If the dialogue sometimes seems a bit too on-the-nose, it’s true to an idealistic man whose exaggerated speaking style is accurately captured by Moura (though he might give it a little extra oomph sometimes). “Sergio” the narrative feature is meant to be a psychological portrait of a complicated man, hitting areas that “Sergio” the doc couldn’t get to – and Moura, who’s a dozen years younger than the real Sergio was during these events, finds the complications in a gifted diplomat whose endless charm and idealism is mixed with a fair amount of pride, a lot of rashness and an inability to commit to anything “long-term” – i.e., his family.

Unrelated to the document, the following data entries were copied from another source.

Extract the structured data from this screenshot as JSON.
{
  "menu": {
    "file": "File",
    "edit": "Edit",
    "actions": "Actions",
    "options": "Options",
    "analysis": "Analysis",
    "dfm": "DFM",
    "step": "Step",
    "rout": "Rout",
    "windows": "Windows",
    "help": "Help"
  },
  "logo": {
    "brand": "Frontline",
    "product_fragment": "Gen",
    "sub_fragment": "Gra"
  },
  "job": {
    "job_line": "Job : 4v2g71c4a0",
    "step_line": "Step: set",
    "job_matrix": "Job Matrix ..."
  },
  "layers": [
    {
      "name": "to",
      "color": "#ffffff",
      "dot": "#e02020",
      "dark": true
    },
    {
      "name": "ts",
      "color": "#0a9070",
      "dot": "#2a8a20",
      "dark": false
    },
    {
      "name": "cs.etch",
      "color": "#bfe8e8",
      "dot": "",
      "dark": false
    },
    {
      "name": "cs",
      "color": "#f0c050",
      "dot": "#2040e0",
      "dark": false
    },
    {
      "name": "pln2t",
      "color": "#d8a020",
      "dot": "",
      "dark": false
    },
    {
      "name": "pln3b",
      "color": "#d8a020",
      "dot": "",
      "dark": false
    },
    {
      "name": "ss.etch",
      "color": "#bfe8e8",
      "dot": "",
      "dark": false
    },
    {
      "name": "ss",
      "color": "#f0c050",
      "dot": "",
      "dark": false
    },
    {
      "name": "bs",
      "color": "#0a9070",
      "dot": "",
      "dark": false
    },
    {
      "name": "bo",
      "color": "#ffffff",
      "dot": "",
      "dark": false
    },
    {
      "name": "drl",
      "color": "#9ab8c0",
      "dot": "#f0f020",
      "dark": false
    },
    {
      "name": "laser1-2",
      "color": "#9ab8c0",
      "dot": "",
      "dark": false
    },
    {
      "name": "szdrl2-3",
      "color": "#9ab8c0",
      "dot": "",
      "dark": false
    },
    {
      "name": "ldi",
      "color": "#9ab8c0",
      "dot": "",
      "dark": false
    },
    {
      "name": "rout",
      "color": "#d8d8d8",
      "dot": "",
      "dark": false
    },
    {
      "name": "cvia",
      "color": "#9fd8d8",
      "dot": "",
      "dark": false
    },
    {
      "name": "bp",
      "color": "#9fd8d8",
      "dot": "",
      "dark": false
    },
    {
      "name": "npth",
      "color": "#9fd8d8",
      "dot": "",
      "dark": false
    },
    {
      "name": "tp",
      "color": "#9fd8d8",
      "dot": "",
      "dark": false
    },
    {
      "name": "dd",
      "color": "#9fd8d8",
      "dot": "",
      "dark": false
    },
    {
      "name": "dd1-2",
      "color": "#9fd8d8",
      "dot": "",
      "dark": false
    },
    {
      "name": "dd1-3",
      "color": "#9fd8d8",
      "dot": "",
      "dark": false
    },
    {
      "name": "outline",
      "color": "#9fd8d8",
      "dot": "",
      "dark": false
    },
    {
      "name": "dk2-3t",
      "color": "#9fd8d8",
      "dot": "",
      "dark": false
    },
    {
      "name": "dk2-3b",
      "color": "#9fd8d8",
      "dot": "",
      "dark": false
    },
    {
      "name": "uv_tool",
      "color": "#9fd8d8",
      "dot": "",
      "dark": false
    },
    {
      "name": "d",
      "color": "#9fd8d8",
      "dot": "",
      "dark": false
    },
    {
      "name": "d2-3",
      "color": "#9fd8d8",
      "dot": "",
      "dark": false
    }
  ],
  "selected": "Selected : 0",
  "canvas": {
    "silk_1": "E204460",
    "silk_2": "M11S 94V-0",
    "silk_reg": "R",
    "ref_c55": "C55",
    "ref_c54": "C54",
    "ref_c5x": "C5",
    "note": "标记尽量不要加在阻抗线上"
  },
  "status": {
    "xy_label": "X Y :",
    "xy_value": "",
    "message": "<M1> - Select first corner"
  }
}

For much of the movie’s middle stretch, the film turns into a romance between Sergio and Carolina, which began when Sergio was an absentee husband and father of two. The romance takes place against a backdrop of global conflict zones and might feel like a detour of sorts in a film that celebrates the man’s life work, but Moura and de Armas throw off enough sparks to make it an appealing detour.
It also fits with the streamlining and adjusting necessary to adapt Sergio’s story for a narrative feature. The biggest example of this might be in the character of Gil Loescher, who was trapped next to Sergio in the collapsed building. In the film, Loescher is a longtime right-hand man who had been trying to talk sense to the headstrong diplomat for years – but as the end credits admit, that version of Loescher is actually a composite of several people in Sergio’s life.
Fans of the documentary won’t find too much here that rings false, and fans of this film who then turn to the doc will find themselves on familiar territory. The new “Sergio” isn’t as seamless or as powerful as Barker’s work in the nonfiction arena, but it takes chances and finds some real lyricism along the way.
And speaking of Barker’s nonfiction work, his documentary about the U.S. war in Afghanistan, “The Longest War,” premieres on Sunday on Showtime.